Es heißt, der Mensch lebt von Erinnerungen. Dazu werden die neunten Klassen der Realschule Rottweil jährlich an die Vergangenheit, genauer gesagt an die Zeit der Konzentrationslager erinnert.

Nach dem Besuch des Konzentrationslagers Natzweiler-Struthof bei Straßburg bot sich für einige Schüler und Schülerinnen die einmalige Gelegenheit, einen Zeitzeugen zu befragen: Der heute 85-jährige Eugeniusz Dabrowski wurde 1928 in Warschau geboren. Bei seinem Besuch an der Realschule wurde er von seinem Sohn und einer Dolmetscherin begleitet.

Nach dem Angriff der deutschen und russischen Truppen wurde durch Hitler die Todesstrafe für jeden verhängt, der einen Juden versteckt hielt. Auch die Familie Dabrowski beherbergte einen Juden, der sich drei Tage in der Woche bei ihnen aufhielt. Als nach einem Verrat durch einen befreundeten Deutschen die Wohnung durchsucht und kein Jude vorgefunden wurde, nahmen die SS-Soldaten die ganze Familie fest. Nur Eugeniusz` 19-jährigen Bruder gelang die Flucht aus dem Viehwagen auf dem Weg nach Auschwitz-Birkenau.
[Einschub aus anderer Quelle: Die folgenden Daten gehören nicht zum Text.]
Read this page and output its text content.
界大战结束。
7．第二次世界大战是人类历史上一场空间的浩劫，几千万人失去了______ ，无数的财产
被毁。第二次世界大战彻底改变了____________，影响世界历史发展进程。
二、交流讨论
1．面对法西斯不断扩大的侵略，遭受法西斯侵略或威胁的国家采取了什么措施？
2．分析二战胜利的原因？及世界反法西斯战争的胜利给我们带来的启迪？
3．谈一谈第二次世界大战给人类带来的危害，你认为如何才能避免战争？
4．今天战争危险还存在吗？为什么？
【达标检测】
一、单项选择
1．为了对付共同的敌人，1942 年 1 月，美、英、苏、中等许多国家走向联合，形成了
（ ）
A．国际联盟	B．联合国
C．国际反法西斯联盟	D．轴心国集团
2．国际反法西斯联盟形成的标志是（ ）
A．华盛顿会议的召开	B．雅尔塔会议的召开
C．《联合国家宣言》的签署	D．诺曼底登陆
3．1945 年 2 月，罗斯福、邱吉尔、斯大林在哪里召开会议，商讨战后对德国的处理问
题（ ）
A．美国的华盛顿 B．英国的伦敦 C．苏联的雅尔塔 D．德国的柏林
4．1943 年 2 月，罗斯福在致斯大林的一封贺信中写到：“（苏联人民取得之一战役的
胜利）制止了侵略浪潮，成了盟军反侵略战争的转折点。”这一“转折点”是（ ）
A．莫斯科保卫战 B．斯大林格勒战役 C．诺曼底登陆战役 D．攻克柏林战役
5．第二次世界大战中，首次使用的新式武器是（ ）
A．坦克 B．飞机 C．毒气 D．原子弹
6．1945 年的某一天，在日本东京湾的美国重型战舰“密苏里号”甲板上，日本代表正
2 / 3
Bei der Ankunft vernahm der damals 13-jährige einen süßlichen Geruch; den Geruch verbrannter Menschen, der aus vier Krematorien strömte. In einem Waschraum wurden den Neuankömmlingen die Haare abrasiert und gestreifte Kleidung mit Winkeln und Nummern angezogen. Nach der Trennung von seiner Mutter und seinen drei Schwestern teilte sich Eugeniusz eine Pritsche mit drei weiteren Häftlingen und seinem sechsjährigen Neffen, der bereits nach zwei Wochen starb. Er erlebte außer dem Tod seines Neffen noch viele schreckliche Dinge, wie zum Beispiel den Tod eines Franzosen am Elektrozaun oder das Leid einer Frau, die während eines Appells ihr Kind zur Welt brachte. Nach langer Qual durch Ungeziefer, Dreck, Hunger und Durst in Auschwitz wurden Eugeniusz und andere Gefangene in Richtung der französischen Grenze in das Lager nach Bisingen gebracht. Dort arbeitete er für etwa zwei Wochen beim Aufbau des Lagers mit. Danach ging es weiter nach Dautmergen. Im regnerischen Herbst 1944 arbeitete er beim Ausheben eines Grabens.

Einige Zeit später kam er in das Krankenlager Vaihingen/Enz, das vielmehr als Sterbelager diente. Es starben viele Häftlinge an Tuberkulose, Durchfall und Lungenentzündungen, da sie sich zu fünft eine halbe Aspirin teilen mussten. In diesem Lager wurden die Häftlinge zum Graben von Tunnels eingesetzt. Dabei mussten sie die scharfkantigen Schieferplatten mit bloßen Händen wegräumen. An Weihnachten 1944 wollte der 16-jährige Eugeniusz mit einem 14-jährigen Russen Kartoffelschalen aus der Küche der SS-Soldaten stehlen. Auf dem Rückweg wurden sie jedoch von den Wachen erwischt und halb tot geprügelt.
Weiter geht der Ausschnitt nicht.